Authorizing your requests to annotatePaths
requires a service account on
the allowlist for the associated Google Cloud project. You can then impersonate
the service account and generate an OAuth token, which is passed as a header in
the requests.
Set up a service account
Because only service accounts in the allowlist are permitted
to call annotatePaths
, you must act as a service account through service
account impersonation.
Follow the instructions in Creating a service account. The service account email has the following general format:
SERVICE_ACCOUNT_NAME@PROJECT_ID.iam.gserviceaccount.com
Send the service account email to your Google business representative. Your representative adds this service account to an allowlist authorized to call
annotatePaths
.
Add users who can impersonate the service account
Add a user who is authorized to impersonate the service account:
gcloud iam service-accounts add-iam-policy-binding \
SERVICE_ACCOUNT \
--member=user:USER_EMAIL \
--role=roles/iam.serviceAccountTokenCreator \
--project=PROJECT_ID
You can also add users authorized to impersonate the service account through the Cloud Console. See Create a service account.

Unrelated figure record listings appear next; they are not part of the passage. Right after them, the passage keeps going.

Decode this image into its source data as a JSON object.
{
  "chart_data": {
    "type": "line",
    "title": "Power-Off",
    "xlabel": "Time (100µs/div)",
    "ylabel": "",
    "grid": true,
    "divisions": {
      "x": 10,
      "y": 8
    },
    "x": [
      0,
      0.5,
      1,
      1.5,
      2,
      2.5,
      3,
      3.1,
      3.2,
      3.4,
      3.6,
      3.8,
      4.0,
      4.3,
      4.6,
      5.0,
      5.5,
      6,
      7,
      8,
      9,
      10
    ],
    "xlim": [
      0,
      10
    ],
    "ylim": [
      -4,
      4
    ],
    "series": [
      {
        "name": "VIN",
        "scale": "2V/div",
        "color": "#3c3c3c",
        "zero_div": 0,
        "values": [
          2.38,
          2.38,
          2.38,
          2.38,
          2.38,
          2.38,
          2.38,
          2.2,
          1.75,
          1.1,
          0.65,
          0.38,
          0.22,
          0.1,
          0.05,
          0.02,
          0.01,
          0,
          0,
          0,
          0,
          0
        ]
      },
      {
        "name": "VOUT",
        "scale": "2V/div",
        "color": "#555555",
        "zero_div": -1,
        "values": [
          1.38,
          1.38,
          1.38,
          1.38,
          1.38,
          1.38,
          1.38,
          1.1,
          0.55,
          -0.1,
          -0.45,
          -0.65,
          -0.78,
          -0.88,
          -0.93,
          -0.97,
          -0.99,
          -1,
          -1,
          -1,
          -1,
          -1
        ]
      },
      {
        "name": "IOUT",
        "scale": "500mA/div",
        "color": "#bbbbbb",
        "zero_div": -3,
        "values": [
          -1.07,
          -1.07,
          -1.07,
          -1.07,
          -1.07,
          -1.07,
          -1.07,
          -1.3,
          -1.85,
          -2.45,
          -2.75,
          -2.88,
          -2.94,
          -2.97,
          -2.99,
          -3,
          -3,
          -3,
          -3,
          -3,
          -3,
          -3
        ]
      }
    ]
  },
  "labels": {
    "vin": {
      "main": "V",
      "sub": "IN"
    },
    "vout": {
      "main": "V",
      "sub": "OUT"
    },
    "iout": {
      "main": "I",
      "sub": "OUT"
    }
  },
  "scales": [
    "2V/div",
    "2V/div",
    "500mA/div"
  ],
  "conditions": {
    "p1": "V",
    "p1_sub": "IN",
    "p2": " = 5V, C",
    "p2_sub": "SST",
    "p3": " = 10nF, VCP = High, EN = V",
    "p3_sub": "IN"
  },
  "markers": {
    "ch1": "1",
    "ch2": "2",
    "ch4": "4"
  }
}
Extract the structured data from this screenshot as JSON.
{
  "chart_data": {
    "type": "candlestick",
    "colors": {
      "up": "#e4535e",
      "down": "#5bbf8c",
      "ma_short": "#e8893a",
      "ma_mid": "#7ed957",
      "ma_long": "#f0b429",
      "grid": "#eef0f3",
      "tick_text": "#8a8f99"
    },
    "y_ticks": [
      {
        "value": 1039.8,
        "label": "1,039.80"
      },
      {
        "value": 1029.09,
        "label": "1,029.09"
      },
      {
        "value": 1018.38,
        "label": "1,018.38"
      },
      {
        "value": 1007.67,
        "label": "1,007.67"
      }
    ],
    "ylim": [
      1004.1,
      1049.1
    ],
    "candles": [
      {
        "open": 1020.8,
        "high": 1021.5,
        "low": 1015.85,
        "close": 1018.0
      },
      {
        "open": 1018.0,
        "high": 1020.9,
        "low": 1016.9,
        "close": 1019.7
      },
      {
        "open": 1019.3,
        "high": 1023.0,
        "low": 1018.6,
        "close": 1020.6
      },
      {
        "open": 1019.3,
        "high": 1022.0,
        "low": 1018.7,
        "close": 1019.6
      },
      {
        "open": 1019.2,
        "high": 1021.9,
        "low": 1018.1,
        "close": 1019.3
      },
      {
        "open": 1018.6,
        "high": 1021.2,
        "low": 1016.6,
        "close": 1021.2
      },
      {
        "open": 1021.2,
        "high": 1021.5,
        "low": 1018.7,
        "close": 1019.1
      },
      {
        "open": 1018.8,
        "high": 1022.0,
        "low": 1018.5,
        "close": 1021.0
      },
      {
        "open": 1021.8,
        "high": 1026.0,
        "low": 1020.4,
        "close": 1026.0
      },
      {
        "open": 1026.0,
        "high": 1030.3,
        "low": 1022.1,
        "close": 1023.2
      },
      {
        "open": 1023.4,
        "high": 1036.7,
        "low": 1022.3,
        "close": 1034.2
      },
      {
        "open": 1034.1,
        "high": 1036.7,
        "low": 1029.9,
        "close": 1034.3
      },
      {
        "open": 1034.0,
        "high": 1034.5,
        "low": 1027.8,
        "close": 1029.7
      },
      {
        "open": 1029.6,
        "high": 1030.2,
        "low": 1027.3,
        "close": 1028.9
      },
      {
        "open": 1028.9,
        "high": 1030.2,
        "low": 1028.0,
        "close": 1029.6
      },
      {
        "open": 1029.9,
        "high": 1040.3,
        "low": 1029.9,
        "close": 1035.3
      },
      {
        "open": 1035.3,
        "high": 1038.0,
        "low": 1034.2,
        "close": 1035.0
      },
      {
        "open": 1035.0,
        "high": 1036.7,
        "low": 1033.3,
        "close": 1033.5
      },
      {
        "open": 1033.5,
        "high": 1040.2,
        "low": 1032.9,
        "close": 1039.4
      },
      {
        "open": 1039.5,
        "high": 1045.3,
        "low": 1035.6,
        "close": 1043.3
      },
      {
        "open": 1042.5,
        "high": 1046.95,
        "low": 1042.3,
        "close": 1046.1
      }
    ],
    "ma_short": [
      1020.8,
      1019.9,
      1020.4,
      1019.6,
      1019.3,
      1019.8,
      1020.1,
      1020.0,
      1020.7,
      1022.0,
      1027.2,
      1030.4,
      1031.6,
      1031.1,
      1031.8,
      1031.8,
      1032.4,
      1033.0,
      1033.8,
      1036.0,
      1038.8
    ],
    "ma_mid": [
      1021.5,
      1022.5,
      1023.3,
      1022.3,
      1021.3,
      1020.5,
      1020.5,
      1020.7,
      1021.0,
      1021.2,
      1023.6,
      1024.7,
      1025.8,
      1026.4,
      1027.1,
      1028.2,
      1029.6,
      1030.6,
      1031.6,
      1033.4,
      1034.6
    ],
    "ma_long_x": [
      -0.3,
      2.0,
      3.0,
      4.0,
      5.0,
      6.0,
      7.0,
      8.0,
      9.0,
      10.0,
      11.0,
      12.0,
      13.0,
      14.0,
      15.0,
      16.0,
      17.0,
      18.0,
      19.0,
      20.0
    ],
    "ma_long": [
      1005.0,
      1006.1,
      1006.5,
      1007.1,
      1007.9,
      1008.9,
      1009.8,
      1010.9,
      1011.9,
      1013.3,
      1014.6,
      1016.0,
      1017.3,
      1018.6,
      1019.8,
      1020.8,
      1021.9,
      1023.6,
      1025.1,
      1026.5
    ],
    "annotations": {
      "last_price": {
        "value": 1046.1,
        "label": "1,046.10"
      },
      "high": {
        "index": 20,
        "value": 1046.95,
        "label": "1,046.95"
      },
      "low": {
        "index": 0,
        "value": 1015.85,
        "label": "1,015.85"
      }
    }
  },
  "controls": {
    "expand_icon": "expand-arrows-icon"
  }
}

Troubleshooting if the command fails
If this command fails, ask a project owner to either run the command for you,
or to grant you roles/iam.serviceAccountAdmin
role on the
service account by running:
gcloud iam service-accounts add-iam-policy-binding \ SERVICE_ACCOUNT \ --member=USER_EMAIL \ --role=roles/iam.serviceAccountAdmin \ --project=PROJECT_ID
Generate a short-lived OAuth token
If you want to set up annotatePaths
using an OAuth token but don't
have an environment setup to generate tokens, use the procedure in this section
to get a short-lived OAuth token using the gcloud CLI. (The token expires in an
hour.) For more details, see Create short-lived credentials for a service
account. The steps that follow are a shortened view of these
instructions.
Sign in to gcloud:
gcloud auth login
gcloud opens a browser window and prompts you for permission.
Set your project:
gcloud config set project PROJECT_ID
Get a short-lived access token using print-access-token:
gcloud auth print-access-token
This command returns a token. Copy the token and insert it into YOUR_ACCESS_TOKEN in the following command:
curl -X POST \ https://iamcredentials.googleapis.com/v1/projects/-/serviceAccounts/SERVICE_ACCOUNT:generateAccessToken \ -H "Authorization: Bearer YOUR_ACCESS_TOKEN" \ -H "Content-Type: application/json; charset=utf-8" \ -d '{"scope": ["https://www.googleapis.com/auth/cloud-platform"],"lifetime": "3600s"}'
The CLI returns the short-lived OAuth access token that you can now use in making requests to
annotatePaths
.
(Optional) Check the OAuth token permissions
If you experience authorization issues, you can check your OAuth token permissions by inserting the token into the following URL, customizing OAUTH_TOKEN. (Paste this into your address bar.)
https://oauth2.googleapis.com/tokeninfo?access_token=OAUTH_TOKEN
The response should include a scope of
https://www.googleapis.com/auth/cloud-platform
. If it doesn't, make sure you
set the scope properly as shown in the preceding section.
Use OAuth in production environments
For instructions on using OAuth in a production environment, see Authentication at Google.
Troubleshooting
If your request returns an error message about end-user credentials not being supported by this API, see User credentials not working.